When it comes to peculiar numbers, pi is blasé. Whether you're looking for your next four-digit phone passcode or just something to talk about the next time you bump into a mathematician, we've got you covered with these intriguing collections of digits.
1. The Münchhausen number: 3435
Named after 18th century German nobleman Baron Hieronymus von Münchhausen—whose tall tales were turned into fictional stories that included riding a cannonball and visiting the moon—this number takes its name from its ability to “raise itself.” A Münchhausen number is one that equals the sum of its digits raised to each digit's power. Since 0^0 is not well-defined, the only Münchhausen numbers are 1 and 3435 = 3^3 + 4^4 + 3^3 + 5^5 = 27 + 256 + 27 + 3125.
The individuality of the number alone would be enough to interest us, but since it comes complete with a pun based a fictional character, it’s more than deserving of a place on our list.
2. The Self-Descriptive Number: 6210001000
There is precisely one base-10 number that meets the criteria for a Self-Descriptive number: a 10-digit number where the digits can be numbered 0 to 9, and any digit n is the number of ns in the number:
6 = 0, so there are six zeros in the number.2 = 1, so there is one two in the number.1 = 2, so there are two ones in the number.0 = 3, so there are zero threes in the number.0 = 4, so there are zero fours in the number.
And so on.
3. Kaprekar’s Constant: 6174
Why constant? Because if you perform the following process, Kaprekar's routine, the operation will always yield 6174 in no more than seven iterations.
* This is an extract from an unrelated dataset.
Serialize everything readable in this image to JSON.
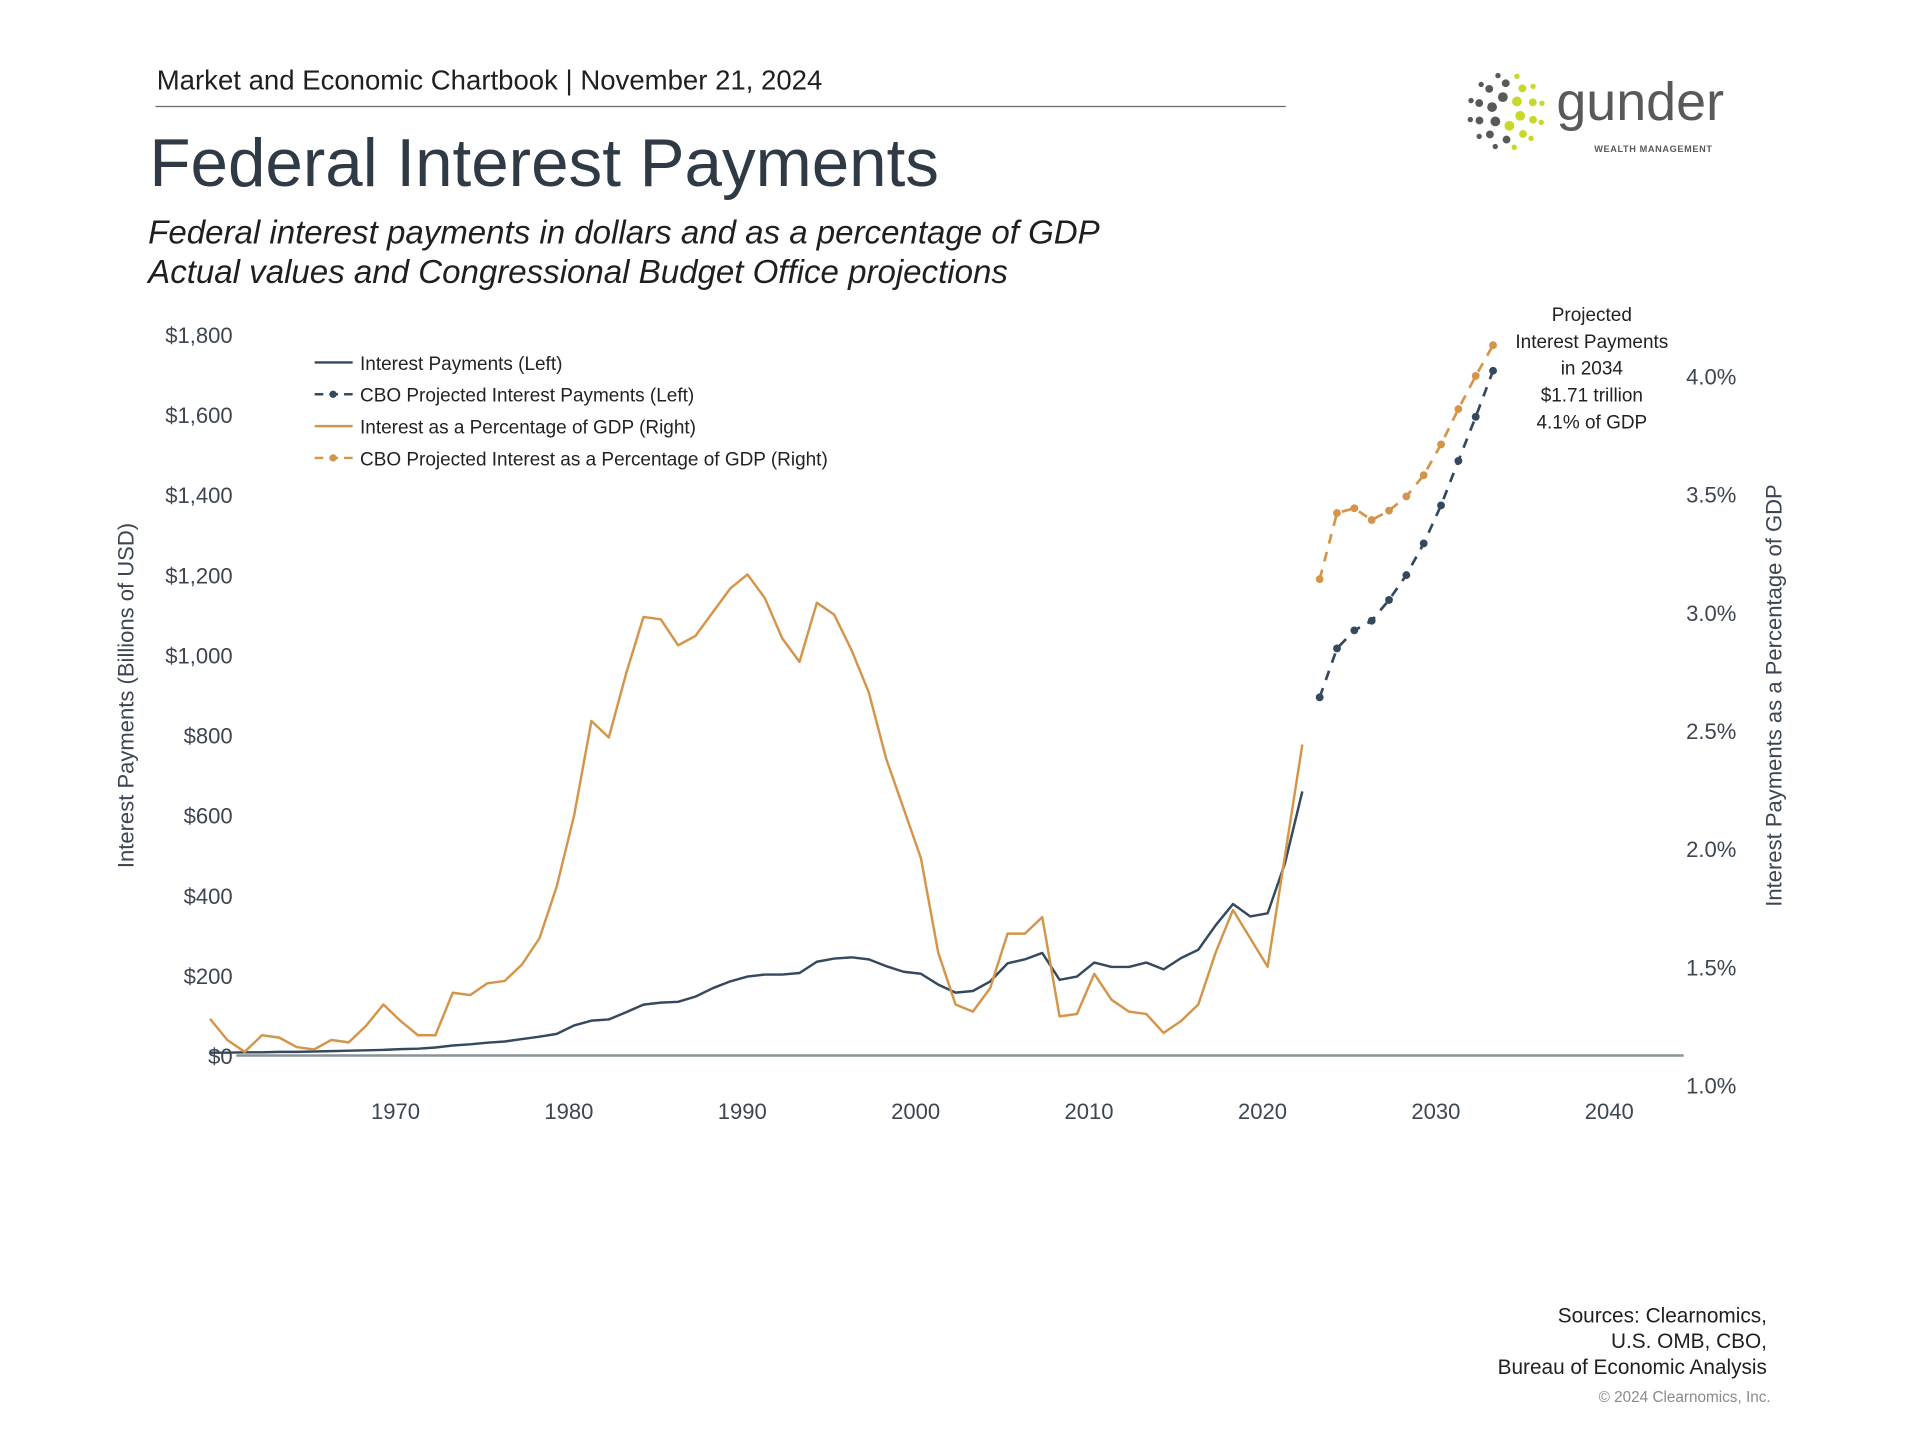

Take any four-digit number, using at least two different digits. (Leading zeros are allowed, to keep the number of digits at four.) Arrange the digits in descending and then in ascending order to get two four-digit numbers, adding leading zeros if necessary. Subtract the smaller number from the bigger number. Go back to step 2.
To illustrate the process, we’ll perform it on 7455.
7455 7554, 4557 7554 - 4557 = 2997 2997 → 9972 - 2799 = 7173 7173 → 7731 - 1377 = 6354 6354 → 6543 - 3546 = 3087 3087 → 8730 - 0378 = 8352 8352 → 8532 - 2358 = 6174, in six iterations of the routine.
Go on. Try it yourself. We'll wait.
4. The Hardy–Ramanujan number: 1729
This number got its start when British mathematician G. H. Hardy visited Indian mathematician Srinivasa Ramanujan while Ramanujan was ill in the hospital. Hardy later recalled:
I remember once going to see him when he was ill at Putney. I had ridden in taxi cab number 1729 and remarked that the number seemed to me rather a dull one, and that I hoped it was not an unfavorable omen. ‘No,’ [Ramanujan] replied, ‘it is a very interesting number; it is the smallest number expressible as the sum of two cubes in two different ways.’
The two cubes are 1729 = 1^3 + 12^3 = 9^3 + 10^3. Numbers that are the smallest number expressible as the sum of two positive cubes in n distinct ways are called “taxicab numbers” for just this reason.
5. The Golden Ratio: 1.618...
This one is more of a mathematical expression where, if variables a and b are greater than zero, a + b : a :: a : b, which basically means that the sum of the variables is to the first variable as the first variable is to the second.
This ratio has been known since the Ancient Greeks, and some people see it represented in architectural works. For instance, the Great Mosque of Kairouan is often cited as a nearly perfect representation (but the jury is still out). Somewhere along the line people got the idea that this ratio is super sexy—though Euclid himself recorded it simply as “an extreme and mean ratio” in the Elements—and some modern designers deliberately incorporate it into their designs. More recently, its been found in certain patterns in nature.